A Dynamics-Informed Gaussian Process Framework for 2D Stochastic Navier-Stokes via Quasi-Gaussianity

TL;DR

This paper introduces a Gaussian process framework for 2D stochastic Navier-Stokes equations, grounded in recent theoretical proof of quasi-Gaussianity, providing a rigorous long-term dynamical prior for turbulent flow modeling.

Contribution

It constructs a Gaussian process prior based on the stationary covariance of the linear Ornstein-Uhlenbeck model, linking SPDE theory with practical data assimilation for turbulent flows.

Findings

Provides a principled GP prior for 2D SNS based on theoretical foundations

Bridges SPDE theory and data assimilation in fluid dynamics

Offers a rigorous long-term dynamical justification for turbulence modeling

Abstract

The recent proof of quasi-Gaussianity for the 2D stochastic Navier--Stokes (SNS) equations by Coe, Hairer, and Tolomeo establishes that the system's unique invariant measure is equivalent (mutually absolutely continuous) to the Gaussian measure of its corresponding linear Ornstein--Uhlenbeck (OU) process.
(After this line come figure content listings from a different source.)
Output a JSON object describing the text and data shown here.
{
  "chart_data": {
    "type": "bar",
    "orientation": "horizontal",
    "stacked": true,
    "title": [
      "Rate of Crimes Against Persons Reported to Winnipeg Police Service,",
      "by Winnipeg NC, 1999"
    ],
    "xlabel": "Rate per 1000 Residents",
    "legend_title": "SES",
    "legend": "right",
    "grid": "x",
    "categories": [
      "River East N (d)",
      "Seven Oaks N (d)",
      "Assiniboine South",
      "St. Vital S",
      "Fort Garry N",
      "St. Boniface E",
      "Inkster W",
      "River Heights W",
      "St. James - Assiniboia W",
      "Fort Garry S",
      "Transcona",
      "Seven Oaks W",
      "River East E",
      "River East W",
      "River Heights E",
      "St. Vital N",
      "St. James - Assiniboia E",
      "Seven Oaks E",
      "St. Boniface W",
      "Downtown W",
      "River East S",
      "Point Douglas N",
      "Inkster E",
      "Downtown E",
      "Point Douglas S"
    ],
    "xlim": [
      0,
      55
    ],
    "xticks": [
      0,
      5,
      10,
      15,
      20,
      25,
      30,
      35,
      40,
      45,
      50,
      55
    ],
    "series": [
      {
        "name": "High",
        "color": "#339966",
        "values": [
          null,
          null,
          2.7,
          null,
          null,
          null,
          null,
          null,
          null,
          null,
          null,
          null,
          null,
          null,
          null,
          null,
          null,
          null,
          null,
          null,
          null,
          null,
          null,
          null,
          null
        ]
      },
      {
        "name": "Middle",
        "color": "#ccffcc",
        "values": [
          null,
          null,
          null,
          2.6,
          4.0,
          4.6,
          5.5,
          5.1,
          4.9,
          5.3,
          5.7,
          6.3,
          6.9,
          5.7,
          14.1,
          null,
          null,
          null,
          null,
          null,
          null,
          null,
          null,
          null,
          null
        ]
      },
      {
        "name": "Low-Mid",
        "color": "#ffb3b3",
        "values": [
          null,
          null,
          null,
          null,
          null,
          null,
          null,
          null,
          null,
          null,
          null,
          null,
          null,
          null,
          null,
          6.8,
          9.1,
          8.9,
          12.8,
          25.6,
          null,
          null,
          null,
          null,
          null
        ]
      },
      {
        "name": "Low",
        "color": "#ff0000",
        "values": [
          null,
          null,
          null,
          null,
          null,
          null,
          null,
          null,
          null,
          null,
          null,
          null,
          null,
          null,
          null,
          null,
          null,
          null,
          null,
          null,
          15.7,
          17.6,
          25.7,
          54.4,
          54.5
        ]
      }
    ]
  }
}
While Gaussian process (GP) frameworks are increasingly used for fluid dynamics, their priors are often chosen for convenience rather than being rigorously justified by the system's long-term dynamics. In this work, we bridge this gap by introducing a probabilistic framework for 2D SNS built directly upon this theoretical foundation. We construct our GP prior precisely from the stationary covariance of the linear OU model, which is explicitly defined by the forcing spectrum and dissipation. This provides a principled, GP prior with rigorous long-time dynamical justification for turbulent flows, bridging SPDE theory and practical data assimilation.